By direct use of the countertransference I mean that quite rare occasion, one which may be of exceptional value to the effectiveness of the analysis, when the analyst describes his experience as the object. To be sure, there are moments when it is difficult to distinguish between the indirect and the direct use of the countertransference, as, for example, when a patient is so persecutory or unreachable that the analyst’s expressed observation of his own feeling state or state of self is somewhere in between expressing the sense of the situation and declaring how he feels as the object of the patient’s transference. In such a case, communicating what the analyst senses about the patient in the session is an indirect use of the CT, and describing how he feels about being her object is a direct use.

… There are some patients to whom one could not ever usefully express one’s experience as their object and this must be accepted.


As I work to understand what I am in the transference, defined by the function elicited by the analysand, it may be possible in time to discover who I am, even if this ‘who’ is a composite of the patient’s mother, father and former child self.

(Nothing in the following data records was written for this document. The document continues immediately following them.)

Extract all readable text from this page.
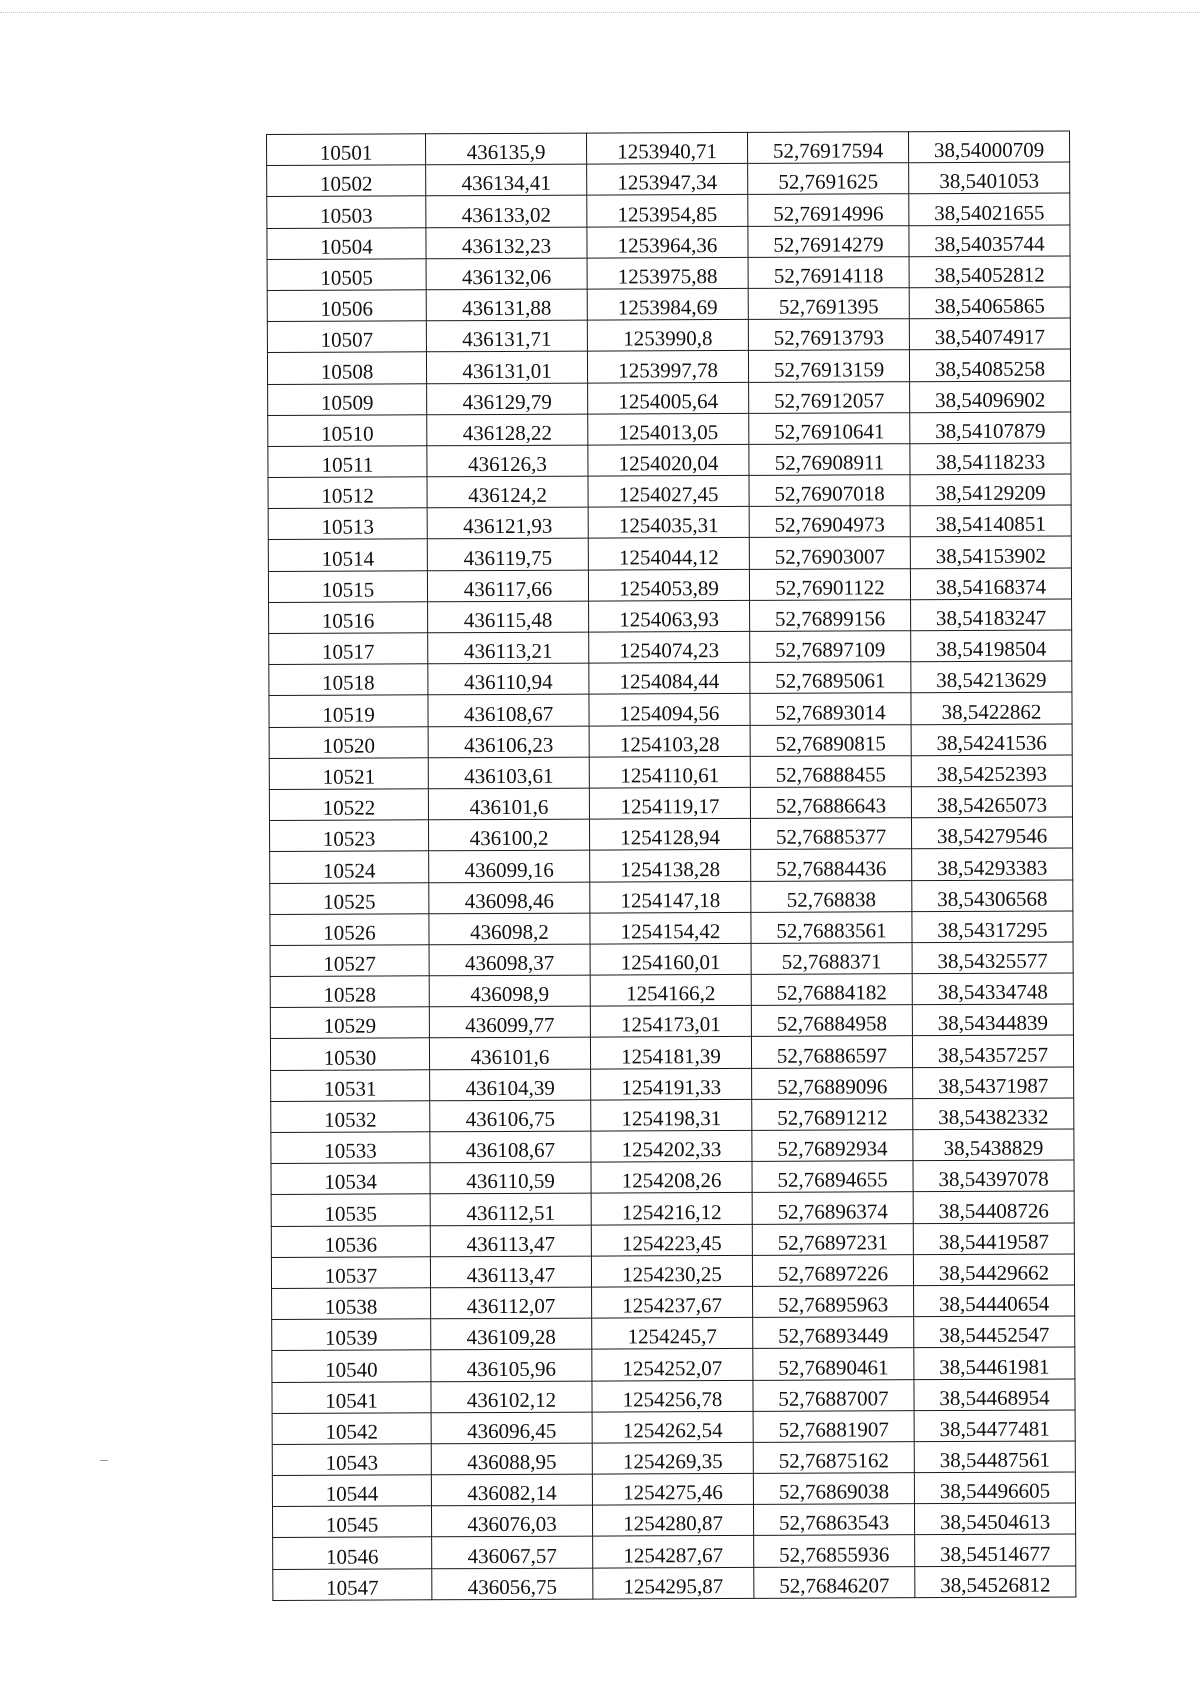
10501	436135,9	1253940,71	52,76917594	38,54000709
10502	436134,41	1253947,34	52,7691625	38,5401053
10503	436133,02	1253954,85	52,76914996	38,54021655
10504	436132,23	1253964,36	52,76914279	38,54035744
10505	436132,06	1253975,88	52,76914118	38,54052812
10506	436131,88	1253984,69	52,7691395	38,54065865
10507	436131,71	1253990,8	52,76913793	38,54074917
10508	436131,01	1253997,78	52,76913159	38,54085258
10509	436129,79	1254005,64	52,76912057	38,54096902
10510	436128,22	1254013,05	52,76910641	38,54107879
10511	436126,3	1254020,04	52,76908911	38,54118233
10512	436124,2	1254027,45	52,76907018	38,54129209
10513	436121,93	1254035,31	52,76904973	38,54140851
10514	436119,75	1254044,12	52,76903007	38,54153902
10515	436117,66	1254053,89	52,76901122	38,54168374
10516	436115,48	1254063,93	52,76899156	38,54183247
10517	436113,21	1254074,23	52,76897109	38,54198504
10518	436110,94	1254084,44	52,76895061	38,54213629
10519	436108,67	1254094,56	52,76893014	38,5422862
10520	436106,23	1254103,28	52,76890815	38,54241536
10521	436103,61	1254110,61	52,76888455	38,54252393
10522	436101,6	1254119,17	52,76886643	38,54265073
10523	436100,2	1254128,94	52,76885377	38,54279546
10524	436099,16	1254138,28	52,76884436	38,54293383
10525	436098,46	1254147,18	52,768838	38,54306568
10526	436098,2	1254154,42	52,76883561	38,54317295
10527	436098,37	1254160,01	52,7688371	38,54325577
10528	436098,9	1254166,2	52,76884182	38,54334748
10529	436099,77	1254173,01	52,76884958	38,54344839
10530	436101,6	1254181,39	52,76886597	38,54357257
10531	436104,39	1254191,33	52,76889096	38,54371987
10532	436106,75	1254198,31	52,76891212	38,54382332
10533	436108,67	1254202,33	52,76892934	38,5438829
10534	436110,59	1254208,26	52,76894655	38,54397078
10535	436112,51	1254216,12	52,76896374	38,54408726
10536	436113,47	1254223,45	52,76897231	38,54419587
10537	436113,47	1254230,25	52,76897226	38,54429662
10538	436112,07	1254237,67	52,76895963	38,54440654
10539	436109,28	1254245,7	52,76893449	38,54452547
10540	436105,96	1254252,07	52,76890461	38,54461981
10541	436102,12	1254256,78	52,76887007	38,54468954
10542	436096,45	1254262,54	52,76881907	38,54477481
10543	436088,95	1254269,35	52,76875162	38,54487561
10544	436082,14	1254275,46	52,76869038	38,54496605
10545	436076,03	1254280,87	52,76863543	38,54504613
10546	436067,57	1254287,67	52,76855936	38,54514677
10547	436056,75	1254295,87	52,76846207	38,54526812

Our psychoanalytic understanding of the transference has always been that this psychological phenomenon is a re-living in the analytic process of earlier states of being and experiencing. But I wonder now if this is strictly true. Can we say that what is occurring in the analysis has in its entirety ever been lived before? I think that in his discovery of psychoanalysis Freud created a situation, now with the person’s adult mental faculties present and functioning, in which the individual could live through for the first time elements of psychic life that have not been previously thought.

… The primary repressed must be that inherited disposition that constitutes the core of personality, which has been genetically transmitted, and exists as a potential in psychic space.